Croft Farm

A Memory of Lumbutts.

My memory is a life time!  I first came to Croft Farm, just above Lumbutts when I was 18 months old.  My dear, dear Aunty Kath and Uncle Geoff lived there then.  She was my mother's, sister's, sister-in law - so absolutely no blood relation to me!  But both Aunty Kath and Uncle Geoff turned out to be better than my own parents to me.  Oh! don't get me wrong, mum and dad were good, but dad died when I was 13, and mum never recovered.  Aunty Kath and Uncle Geoff picked up where they left off.  He gave me away when I got married.

There are far, far too many memories for me to write down here.  I spent all of my summers at Croft Farm, and I thank God every day for them.  There was walking and exploring on the tops, with the Wareing children, there was milking in the mornings and evenings, collecting eggs, haymaking, riding on the hay cart and on the tractor, the silence of the moors apart from the cry of a curlew or the sweet sweet sound of the sky lark above the greener than can be imagined fields.  The hollow sound of the brook at the bottom of Gaddins moor, the swallows that nested in the barn in the summer - jet fighters of the birdy world!!  

The kittens that I saved from being drowned - cos that many kittens couldn't be kept - but I did, and brought one back to Liverpool with me and called him Sooty.

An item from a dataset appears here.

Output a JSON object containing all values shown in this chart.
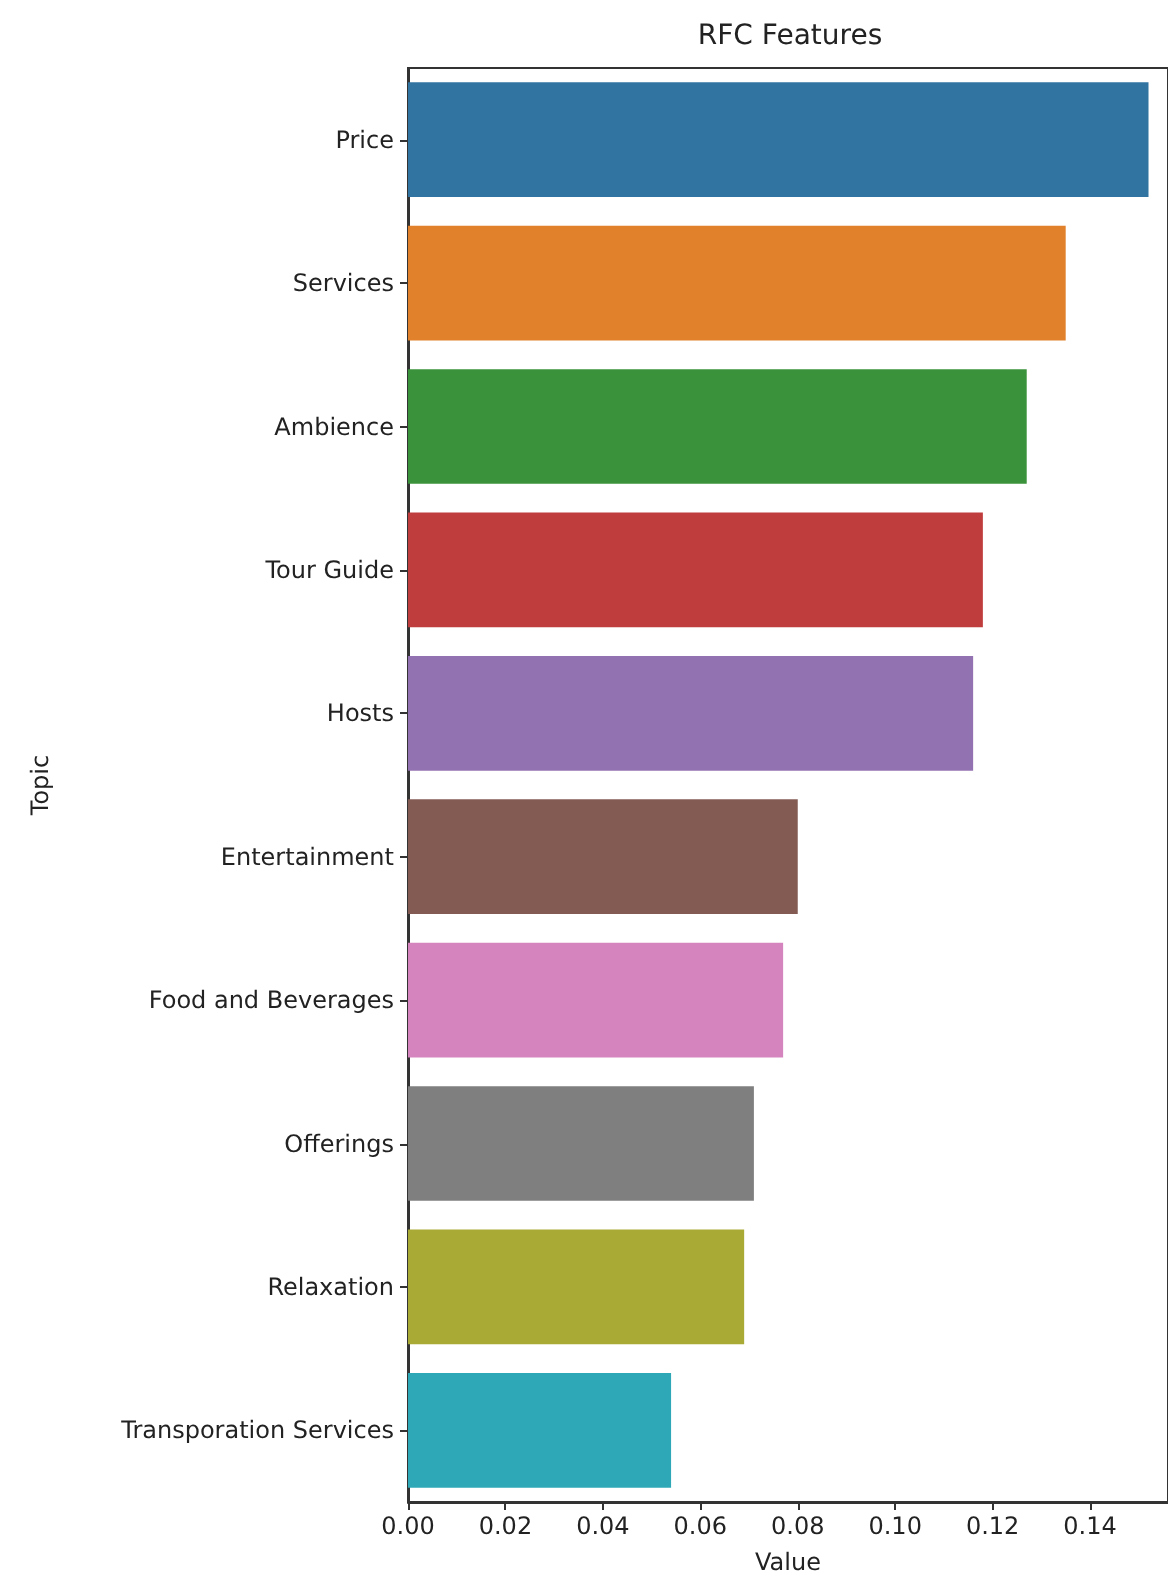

Borrowing Mr Bracewells horse, Johnny for the summer.  Johnny being a cart horse, and me being totally mad about horses - trying to collect him in the worst rain storm ever when I was 11!!

Losing control of the hose pipe, which had a massive force behind it and it behaving like a manic snake, and soaking me - and Aunty Kath not being too pleased.  The hot, hot summers, the smell of hay - which to this day still makes me want to cry, because smell is the most powerful of the senses and brings it all back immediately, and unadulterated.  The amazing thunderstorms, which echoed up and down the valley, and terrified both Aunty Kath and me.  Aunty Kath introducing me to Neopolitan ice cream during one of these storms.  Kathy & Carol - pair of calves, which I had to feed with a bucket of milk morning and evening that same summer.

The fabulous meals - the baking, the cooking, the smell of the farmhouse kitchen which used a Raeburn and always stayed warm - even in the hottest summers, cos it heated the hot water.  Aunty Kath putting fresh onions in vinegar on the table when a salad was being served - what an innovation.  I'd never, ever known anything like it!!  The smell of her pies and pasties.  The cakes, and pastries.  The cream horns she did one day for the Ladies' Guild tea - they were all coming and did.  I don't think she'd ever done cream horns before!  Getting the cream from Farnaby's farm, just up the road - cos they separated it and Uncle Geoff didn't, he just sent his milk off in churns to the Milk Marketing Board!

Going to Reuben Ratcliffe's 'Top 'o t'hill' turkey farm - what for I never knew.  He and Uncle Geoff were old friends and just talked and talked.  The smell of Uncle Geoff's chicken coups or 'Hen coytes'.  Locking them up of a night so foxy didn't get them and me smashing a piece of glass by dropping it on the hard packed mud and being told that Mr Fox would have them all by morning, cos he could get in through the hole it would make in the wall.

Spending time with Joss Kenworthy, who God Bless him, went up the field to see his sheep and was found a little while later with a handful of hay in his hand, ready to feed them - gone.  Moved on to a better world - but where that is compared to my wonderful, marvellous, paradise is - one can only wonder.

Uncle Geoff and Aunty Kath died within 8 weeks of each other, he in his sleep at Croft Farm and she in Halifax General, when living became just too much for her after his loss.  He was 78 when he died on 28th Sept 1996 and she 88 when she too left me 15th Nov 1996.

He gave me away when I married Bill and no matter how many years may pass I tell them both each day that I love them and always will.  They saved me.  A sad misfit from the city, who is still trying to get back to what I had with them, there on that most marvellous, wonderful, fabulous, beyond dream place.

The farm has been sold now to someone who I don't know.  I wasn't included or consulted.  All I can say is there are simply no words to say what I feel for the farm. It is beyond magical.  It is my heart's desire.  Peace is found there and if only everyone could find what I found there, there would be no trouble anywhere, anytime.

I love you Aunty Kath and Uncle Geoff.  I always have and always will.  Thank you so much for all you did for me.  You are truly the best ever.